9. ↑ PJ Robinson already emphasized the importance of perceived values ​​as a basis for assessment: On the definition of a heat wave. In: J. Appl. Meteorol 40 (4), 2001, pp. 762-775; Information on the upholstery: Summer heat waves ..., p. 3 (pdf p. 11).
10. ↑ E.g. based on the Klima-Michel-Modell , cf. Website of the German Weather Service (DWD); Information on the upholstery: Summer heat waves ..., p. 3 (pdf p. 11).
11. ^ According to the American National Weather Service (NWS), cf. NWS heat index ( memento of the original from July 12, 2015 in the Internet Archive ) Info: The @1@ 2Template: Webachiv / IABot / www.nws.noaa.gov archive link was automatically inserted and not yet checked. Please check the original and archive link according to the instructions and then remove this notice. ; Information on the upholstery: Summer heat waves ..., p. 3 (pdf p. 11).
12. ↑ See for example Swedish Meteorological Service: Värmebölja , smhi.se, accessed on July 11, 2015.

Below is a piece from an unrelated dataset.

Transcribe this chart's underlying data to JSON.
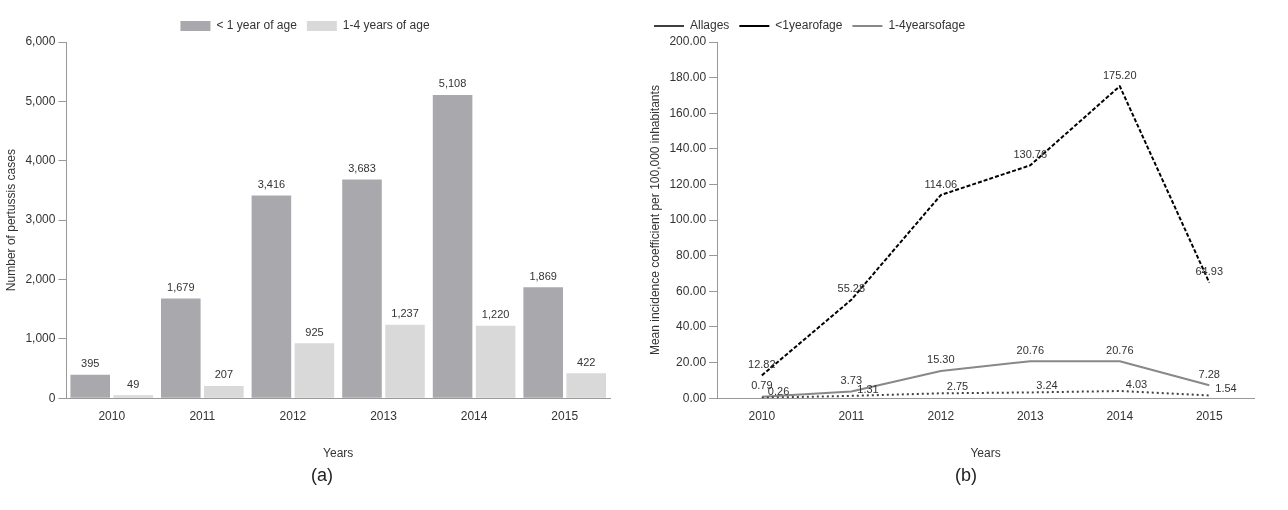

13. ↑ Cf. AEMET: Olas de calor en España ... , Tercera etapa , p. 3.
14. ↑ Cf. AEMET: Olas de calor en España ... , Primera etapa , p. 3.
15. ↑ Cf. AEMET: Olas de calor en España… , Segunda etapa , p. 3: If 10% of the stations in the area measure abnormal heat, the day is considered the day of the heat wave.

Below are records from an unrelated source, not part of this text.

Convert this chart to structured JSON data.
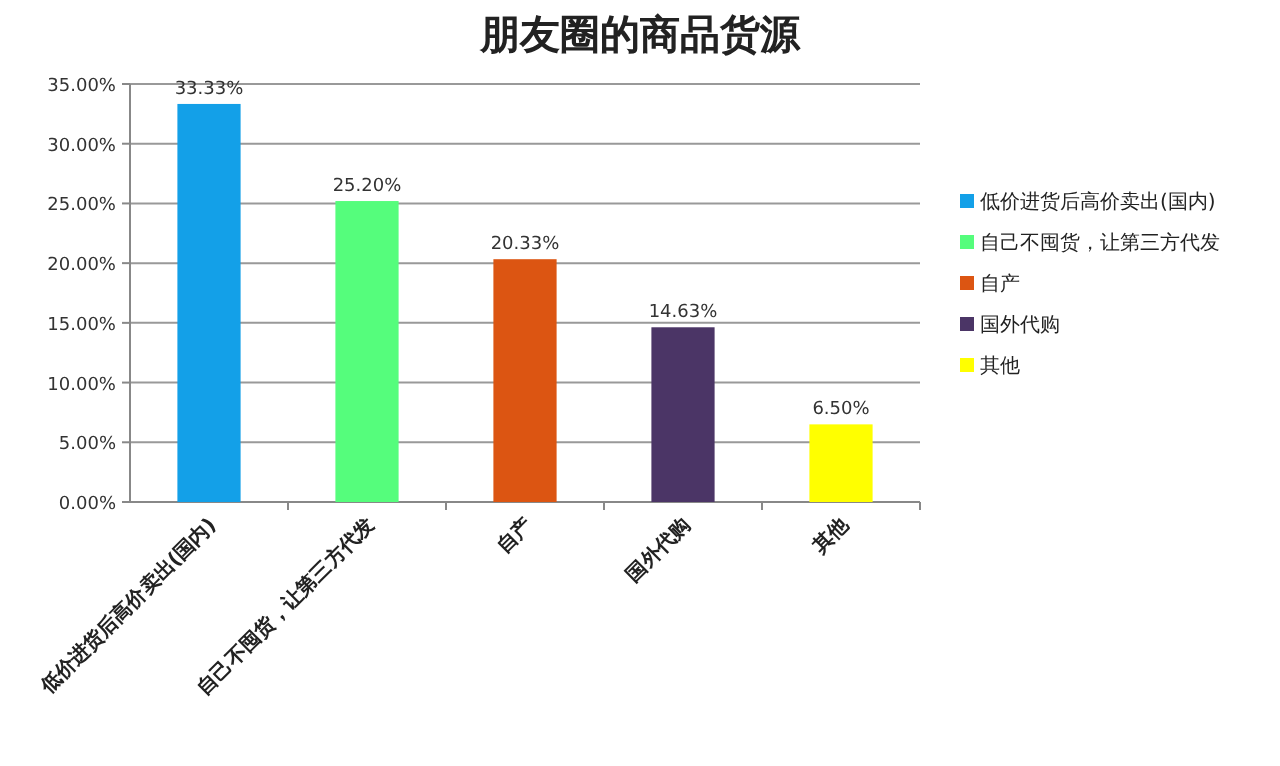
{
  "chart_data": {
    "type": "bar",
    "title": "朋友圈的商品货源",
    "categories": [
      "低价进货后高价卖出(国内)",
      "自己不囤货，让第三方代发",
      "自产",
      "国外代购",
      "其他"
    ],
    "series": [
      {
        "name": "低价进货后高价卖出(国内)",
        "color": "#13a0e8",
        "values": [
          33.33,
          null,
          null,
          null,
          null
        ],
        "value_labels": [
          "33.33%",
          null,
          null,
          null,
          null
        ]
      },
      {
        "name": "自己不囤货，让第三方代发",
        "color": "#55fd7c",
        "values": [
          null,
          25.2,
          null,
          null,
          null
        ],
        "value_labels": [
          null,
          "25.20%",
          null,
          null,
          null
        ]
      },
      {
        "name": "自产",
        "color": "#dc5512",
        "values": [
          null,
          null,
          20.33,
          null,
          null
        ],
        "value_labels": [
          null,
          null,
          "20.33%",
          null,
          null
        ]
      },
      {
        "name": "国外代购",
        "color": "#4b3566",
        "values": [
          null,
          null,
          null,
          14.63,
          null
        ],
        "value_labels": [
          null,
          null,
          null,
          "14.63%",
          null
        ]
      },
      {
        "name": "其他",
        "color": "#ffff00",
        "values": [
          null,
          null,
          null,
          null,
          6.5
        ],
        "value_labels": [
          null,
          null,
          null,
          null,
          "6.50%"
        ]
      }
    ],
    "stacked": true,
    "ylim": [
      0,
      35
    ],
    "yticks": [
      {
        "value": 0,
        "label": "0.00%"
      },
      {
        "value": 5,
        "label": "5.00%"
      },
      {
        "value": 10,
        "label": "10.00%"
      },
      {
        "value": 15,
        "label": "15.00%"
      },
      {
        "value": 20,
        "label": "20.00%"
      },
      {
        "value": 25,
        "label": "25.00%"
      },
      {
        "value": 30,
        "label": "30.00%"
      },
      {
        "value": 35,
        "label": "35.00%"
      }
    ],
    "grid": "y",
    "legend": "right"
  }
}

16. ↑ ^{a b c} Cf. AEMET: Olas de calor en España ... , Primera etapa , p. 4.
17. ↑ A measure would be, for example, the sum of the area of ​​a degree day number, for example the sum of the anomalies over the days of the heat wave, corresponding to the heating degree days based on the temperature difference of the outside air temperature in relation to the desired room inside temperature. The corresponding cooling degree days are now an established measure of the general indoor climate heat exposure of a place or building: the anomaly of the actual cooling degree days in relation to the long-term mean would also be a measure for a single heat wave.
18. ↑ Europe - (meteorologically) divided into two parts. DWD: Topic of the day , August 11, 2019.
19. ↑ Andrew D. King, David J Karoly: Climate extremes in Europe at 1.5 and 2 degrees of global warming . In: Environmental Research Letters . tape 12 , 2017, p. 114031 , doi : 10.1088 / 1748-9326 / aa8e2c . 
20. ↑ IPCC: Fifth Assessment Report, Partial Report 1 (Scientific Basis) . Core messages (German summary) . 2014. 
21. ↑ For example:
    D. Oudin Åström, F. Bertil, R. Joacim: Heat wave impact on morbidity and mortality in the elderly population: a review of recent studies. In: Maturitas 69 (2), 2011, pp. 99-105.
    Jennifer F. Bobb, Roger D. Peng, Michelle L. Bell, Francesca Dominici: Heat-Related Mortality and Adaptation to Heat in the United States. In: Environ Health Perspect , Volume 122, Issue 8, August 2014, doi : 10.1289 / ehp.1307392 .
22. ↑ See for example Climate change> Indicators- European Commission: ec.europa.eu> Public health: Over mortality due to European heat wave in 2007/2006/2003 (accessed on July 21, 2015).
23. ↑ Health risks from ozone. Federal Environment Agency, December 7, 2018, accessed on July 25, 2019 . 
24. ↑ Steffen Merte: Estimating heatwave-related mortality in Europe using singular spectrum analysis . In: Climatic Change . 2017, doi : 10.1007 / s10584-017-1937-9 . 
25. ^ Jeff Masters: Unprecedented June Heat on Four Continents; Wimbledon Roasts in Record Heat. Section Death Tolls From the 10 Deadliest Heat Waves in World History . wunderground.com, July 1, 2015, accessed July 6, 2015.